Tegen vijf uur komen we in Tsuwano aan, een bergdorp met volgens de reisgids tien keer zoveel koi karpers in de rivier als inwoners in het dorp. Het dorp wordt ook wel ‘klein-Kyoto’ genoemd en is bovendien bekend door de kraanvogeldans die tijdens het zomerfestival eind juli wordt uitgevoerd. Wij waren nog net buiten het seizoen, maar er liepen al veel touristen rond, uit China en uit Japan zelf. De ryokan is, zeker na gisteren, een verademing. We hebben een eigen badkamer, en uitzicht op een mini-tuin. We worden ontvangen met thee en een pannekoekje, gevuld met een zoete pasta van azukibonen(dorayaki). Ik ben daarna de badkamer ingedoken, heb me op Japanse wijze eerst naast het bad gewassen, en ben daarna in het schone hete water gaan zitten. Zo kom je helemaal bij.
Ook in deze ryokan is het eten uitstekend. We hebben een eigen eetkamer die uitkijkt over dezelfde tuin als onze slaapkamer. In de zomer kun je door die tuin van de slaapkamer naar het eetverblijf wandelen. De tafel hier is een variant die we nog niet hebben gehad, met een verdiepte geul in de vloer, zodat je gewoon zit, maar toch aan een lage tafel. Er hang een langwerpig schilderij, een kakejiku, met een werkelijk prachtige afbeelding erop van een tijger en een ekster op een pijnboomtak. Hé, dat is hetzelfde thema als de blokdruk die ik op het vliegveld in Seoul heb gemaakt! (zie Dag 2) Blijkbaar is het thema niet alleen Koreaans.
De opvallendste schotel vanavond is kami nabe, een stoofpot die aan tafel wordt bereid in… papier! Het voedsel zit in washipapier van een hoge dichtheid met een speciale coating, en deze papieren ‘pot’ hangt in een mandje boven een gelbrander. Het papier wordt niet nat, en de hitte van de vlam lijkt meteen te worden doorgegeven aan de inhoud. De ingrediënten hebben niet veel tijd nodig om gaar te worden, en aan het eind is het stoofvocht een smakelijk soepje geworden.
Deze kami nabe is gevuld met enokitake (Flammulina velutipes), fliepeltjes spek (voor mij dubbel, want ik krijg ook de fliepeltjes van mijn dochter), een bladgroente die op molsla lijkt (paardebloemblad), en glasheldere harusame noedels, gemaakt van aardappelzetmeel.

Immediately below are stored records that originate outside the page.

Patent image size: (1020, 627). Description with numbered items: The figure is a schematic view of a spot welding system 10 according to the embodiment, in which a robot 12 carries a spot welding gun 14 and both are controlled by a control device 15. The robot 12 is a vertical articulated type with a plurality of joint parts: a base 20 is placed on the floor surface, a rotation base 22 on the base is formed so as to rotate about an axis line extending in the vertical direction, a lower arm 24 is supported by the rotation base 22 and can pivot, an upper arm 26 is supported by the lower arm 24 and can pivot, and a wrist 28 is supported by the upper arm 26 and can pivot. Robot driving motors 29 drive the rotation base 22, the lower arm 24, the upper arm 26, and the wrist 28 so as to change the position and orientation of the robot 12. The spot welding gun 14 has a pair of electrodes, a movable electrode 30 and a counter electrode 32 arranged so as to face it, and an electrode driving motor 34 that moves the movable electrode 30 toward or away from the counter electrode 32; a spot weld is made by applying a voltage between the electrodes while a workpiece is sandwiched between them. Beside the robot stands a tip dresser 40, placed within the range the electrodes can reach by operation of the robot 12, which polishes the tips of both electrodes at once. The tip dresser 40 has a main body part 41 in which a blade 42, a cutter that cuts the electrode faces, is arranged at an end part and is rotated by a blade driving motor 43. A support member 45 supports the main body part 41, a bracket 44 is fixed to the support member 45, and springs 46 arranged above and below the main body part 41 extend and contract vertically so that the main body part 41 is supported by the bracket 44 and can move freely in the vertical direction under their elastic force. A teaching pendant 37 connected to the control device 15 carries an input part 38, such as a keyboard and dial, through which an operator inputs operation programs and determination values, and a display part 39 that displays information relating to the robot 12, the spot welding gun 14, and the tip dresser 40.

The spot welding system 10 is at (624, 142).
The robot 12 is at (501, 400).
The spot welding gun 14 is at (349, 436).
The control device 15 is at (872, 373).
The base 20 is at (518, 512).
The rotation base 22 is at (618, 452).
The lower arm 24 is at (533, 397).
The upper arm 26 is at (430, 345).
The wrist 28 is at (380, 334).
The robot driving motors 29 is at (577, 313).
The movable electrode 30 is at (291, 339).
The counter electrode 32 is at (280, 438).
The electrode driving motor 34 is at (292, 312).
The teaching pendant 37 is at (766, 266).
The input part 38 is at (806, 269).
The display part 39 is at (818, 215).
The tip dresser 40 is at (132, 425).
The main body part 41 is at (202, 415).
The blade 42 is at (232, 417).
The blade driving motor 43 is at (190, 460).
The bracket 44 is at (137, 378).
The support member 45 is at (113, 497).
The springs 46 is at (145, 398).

Eva ziet weer allerlei leuke Japanse tv-programma’s. Zo is er een show waarin meisjes door een stel mannen raad krijgen hoe ze ‘schattiger’ kunnen zijn. Schattig, dat is heel belangrijk. Daarom spreken vrouwen ook met hoge stemmetjes, lopen ze met x-benen, en hebben ze allerlei frutsels in hun kleding, hun haar, en aan hun tassen. Maar toch stoort dat niet. Alleen zullen wij lange Westerse vrouwen wel erg onschattig overkomen.

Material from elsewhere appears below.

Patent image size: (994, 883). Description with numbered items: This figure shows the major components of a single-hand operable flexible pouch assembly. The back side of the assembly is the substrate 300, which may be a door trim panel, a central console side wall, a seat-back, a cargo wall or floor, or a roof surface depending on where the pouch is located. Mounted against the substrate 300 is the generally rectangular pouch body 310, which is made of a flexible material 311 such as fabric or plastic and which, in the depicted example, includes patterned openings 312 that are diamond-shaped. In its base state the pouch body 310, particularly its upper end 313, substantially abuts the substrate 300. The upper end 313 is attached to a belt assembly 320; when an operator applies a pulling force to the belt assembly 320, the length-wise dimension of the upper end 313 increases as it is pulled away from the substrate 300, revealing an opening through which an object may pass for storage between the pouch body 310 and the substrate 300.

Morgen gaan we Tsuwano bekijken, en dan op naar Hiroshima, de laatste stopplaats voor mijn vertrek en Eva’s terugkeer naar Nagasaki.
Itadakimasu
Een traditioneel gerecht voor meisjesdag of het poppenfestival is hishi mochi, diamantvormige koekjes van kleefrijst met drie kleurenlagen: groen (gras), wit (sneeuw) en rood (bloesem). Het recept voor mochi komt op een andere dag, hier vind ik het leuker om speciale sushi voor deze dag te presenteren, hina-zushi. In feite is dit ingewikkeld verpakte onigiri. Het is minder koken dan knutselen. Eerst het bouwschema:
En het eindresultaat:
Je maakt sushirijst, en je maakt van een kwart kleine bolletjes (wikkel ze in plasticfolie en draai aan). Van de rest maak je gevulde sushirijst. Je maakt ook dunne Japanse omeletten. Vorm van de gevulde sushirijst grotere, driehoekige rijstballen (als voor onigiri). Vouw shishoblaadjes dubbl voor de ondermantel van de keizer, en snijd hele dunne repen wortel, die je zachter maakt door te blancheren of met zout te bestrooien voor de ondermantel van de keizerin. Wikkel de omelet om de rijstdriehoek en shisoblad of wortel. Maak de hoofden met stukken nori voor het haar en de ogen, de wenkbrouwen zijn zwarte sesamzaadjes en de mond een snippertje wortel. Kijk voor de hoofdversieringen op het plaatje. De waaiers zijn dunne plakjes komkommer. Je kunt het hoofd ook van een hardgekookt kwarteleitje maken. In beide gevallen zet je hoofd met een cocktailprikker vast op het lijf.
De foto’s van de hina-zushi zijn ontleend aan Sushi at Home, van Yasuko Kamimura.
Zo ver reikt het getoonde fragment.